The top layer is completely replaced, fertilized, and then disinfected in different ways:

  1. First, they pour boiling water over it and then cover it with polyethylene to destroy all pathogens.
  2. Treat with a solution of copper sulfate (a tablespoon per 10 liters of water). It is important to remember that frequent use of vitriol contributes to the accumulation of copper in the soil and plants. And this negatively affects human health.
  3. Add dry lime. This cannot be done before planting bushes (quicklime powder will negatively affect the growth and development of the plant), so it is processed in this way only in the fall.
  4. Disinfect with formaldehyde. For this purpose, they first dig ditches, pour the substance into them, and then cover them with earth and leave them for a couple of weeks. After this fortnight the room is ventilated.
  5. Special solutions that are designed to disinfect soil in a greenhouse.

Winter care activities

Winter is a very harsh test for plants in heated greenhouses. By this time, the room is carefully sealed to prevent cold air from entering. The result is a lack of fresh air, high humidity and cool temperatures, which contribute to the development of late blight. The only option to prevent the disease is ventilation, which will increase the amount of oxygen supplied. It is important to ventilate at least a fifth of the room.

Spring disinfection of the greenhouse

In the spring, the inside of the room is first wiped with a solution of freshly slaked lime, to which vitriol is added. Together with this procedure, all mosses that appear on the frame are destroyed. After this, thoroughly wash all glass surfaces.
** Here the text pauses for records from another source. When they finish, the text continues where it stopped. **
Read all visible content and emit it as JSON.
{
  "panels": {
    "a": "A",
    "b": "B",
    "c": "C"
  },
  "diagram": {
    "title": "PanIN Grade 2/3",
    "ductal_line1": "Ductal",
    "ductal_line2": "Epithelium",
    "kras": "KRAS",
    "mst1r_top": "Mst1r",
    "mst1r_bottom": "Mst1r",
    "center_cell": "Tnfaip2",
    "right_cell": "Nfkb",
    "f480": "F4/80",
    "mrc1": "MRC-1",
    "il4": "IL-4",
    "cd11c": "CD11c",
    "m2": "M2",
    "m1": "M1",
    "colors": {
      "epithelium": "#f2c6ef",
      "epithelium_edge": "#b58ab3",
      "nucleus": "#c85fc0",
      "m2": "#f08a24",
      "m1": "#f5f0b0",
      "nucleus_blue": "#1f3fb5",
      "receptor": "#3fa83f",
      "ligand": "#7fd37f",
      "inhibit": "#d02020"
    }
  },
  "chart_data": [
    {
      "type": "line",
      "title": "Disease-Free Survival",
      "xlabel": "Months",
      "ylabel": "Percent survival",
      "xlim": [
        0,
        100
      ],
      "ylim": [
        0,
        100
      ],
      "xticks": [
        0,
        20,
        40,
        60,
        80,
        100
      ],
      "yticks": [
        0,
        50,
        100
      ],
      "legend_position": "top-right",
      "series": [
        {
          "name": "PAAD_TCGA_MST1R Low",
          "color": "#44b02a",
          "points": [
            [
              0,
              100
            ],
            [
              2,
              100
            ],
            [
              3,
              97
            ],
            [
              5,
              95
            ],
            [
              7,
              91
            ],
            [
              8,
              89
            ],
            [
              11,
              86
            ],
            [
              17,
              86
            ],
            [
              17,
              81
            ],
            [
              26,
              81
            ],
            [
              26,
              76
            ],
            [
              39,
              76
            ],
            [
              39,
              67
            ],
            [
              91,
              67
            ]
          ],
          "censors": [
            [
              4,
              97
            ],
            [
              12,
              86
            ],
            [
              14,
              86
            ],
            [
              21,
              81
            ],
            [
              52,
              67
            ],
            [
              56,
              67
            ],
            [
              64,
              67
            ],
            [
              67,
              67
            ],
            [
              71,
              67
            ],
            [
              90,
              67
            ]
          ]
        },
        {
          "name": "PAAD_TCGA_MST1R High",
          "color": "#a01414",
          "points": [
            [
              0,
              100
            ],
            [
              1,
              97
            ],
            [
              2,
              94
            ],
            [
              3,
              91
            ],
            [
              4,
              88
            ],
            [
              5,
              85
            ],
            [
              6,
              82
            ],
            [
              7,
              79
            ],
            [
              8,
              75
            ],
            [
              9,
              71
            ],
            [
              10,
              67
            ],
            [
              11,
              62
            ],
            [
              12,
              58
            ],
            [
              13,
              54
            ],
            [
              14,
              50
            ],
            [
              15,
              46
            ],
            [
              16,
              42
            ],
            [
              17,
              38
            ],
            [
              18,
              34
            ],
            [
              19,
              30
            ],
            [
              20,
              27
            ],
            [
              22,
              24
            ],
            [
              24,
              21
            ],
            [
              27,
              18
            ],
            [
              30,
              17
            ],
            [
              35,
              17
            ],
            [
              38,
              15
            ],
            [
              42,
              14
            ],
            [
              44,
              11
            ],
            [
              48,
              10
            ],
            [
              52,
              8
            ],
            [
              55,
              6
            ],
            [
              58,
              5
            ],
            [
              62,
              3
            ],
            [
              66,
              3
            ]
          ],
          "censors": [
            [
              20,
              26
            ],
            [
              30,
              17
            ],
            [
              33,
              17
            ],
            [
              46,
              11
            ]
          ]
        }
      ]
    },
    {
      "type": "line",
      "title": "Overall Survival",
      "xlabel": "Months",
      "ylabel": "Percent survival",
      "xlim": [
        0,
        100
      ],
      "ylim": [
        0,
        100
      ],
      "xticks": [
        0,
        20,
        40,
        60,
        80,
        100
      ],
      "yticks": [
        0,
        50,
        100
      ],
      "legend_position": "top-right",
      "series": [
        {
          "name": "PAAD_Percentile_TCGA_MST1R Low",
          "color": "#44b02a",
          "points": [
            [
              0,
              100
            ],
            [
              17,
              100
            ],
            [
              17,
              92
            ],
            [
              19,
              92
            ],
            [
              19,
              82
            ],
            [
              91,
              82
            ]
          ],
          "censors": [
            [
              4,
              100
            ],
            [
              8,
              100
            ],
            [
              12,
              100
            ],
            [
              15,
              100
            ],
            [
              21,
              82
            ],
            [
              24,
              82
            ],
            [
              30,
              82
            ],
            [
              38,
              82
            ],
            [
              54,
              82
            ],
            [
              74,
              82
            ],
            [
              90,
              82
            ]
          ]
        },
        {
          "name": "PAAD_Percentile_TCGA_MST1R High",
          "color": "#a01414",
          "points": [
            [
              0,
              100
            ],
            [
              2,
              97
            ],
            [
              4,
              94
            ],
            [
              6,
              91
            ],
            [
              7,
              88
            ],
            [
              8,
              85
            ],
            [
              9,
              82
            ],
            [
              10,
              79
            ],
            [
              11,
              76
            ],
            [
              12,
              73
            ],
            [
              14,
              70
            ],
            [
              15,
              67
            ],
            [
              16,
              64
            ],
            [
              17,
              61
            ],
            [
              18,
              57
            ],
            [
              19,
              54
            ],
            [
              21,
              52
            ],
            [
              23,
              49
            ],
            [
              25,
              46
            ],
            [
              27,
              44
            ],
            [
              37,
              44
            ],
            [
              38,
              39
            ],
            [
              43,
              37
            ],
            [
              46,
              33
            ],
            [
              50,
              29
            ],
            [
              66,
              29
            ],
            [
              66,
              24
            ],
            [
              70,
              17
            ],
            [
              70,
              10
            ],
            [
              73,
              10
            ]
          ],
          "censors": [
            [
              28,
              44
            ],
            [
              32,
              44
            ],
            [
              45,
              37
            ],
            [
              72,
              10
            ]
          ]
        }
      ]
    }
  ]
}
All surfaces are thoroughly washed with soapy water: both internal and external, without missing a single crack. To treat walls and shelves, you can also use solutions of garlic, mustard powder and tobacco ash.

Prevention of late blight

Growing plants in a polycarbonate greenhouse has several advantages. Among them is the ability to create certain conditions that will not allow harmful microorganisms to develop normally. In order not to be afraid of the appearance of late blight on tomatoes in a polycarbonate greenhouse, you must adhere to the following rules:

  • mulch the soil;
  • avoid dense plantings;
  • tie up tall bushes so that the root part is constantly ventilated;
  • Remove all excess foliage and unnecessary shoots.

And in order to avoid late blight getting into the greenhouse from the outside, it will be necessary to plant the main carriers of the disease - tomatoes and potatoes - away from the room. And then you can sleep peacefully, without worrying about this insidious disease.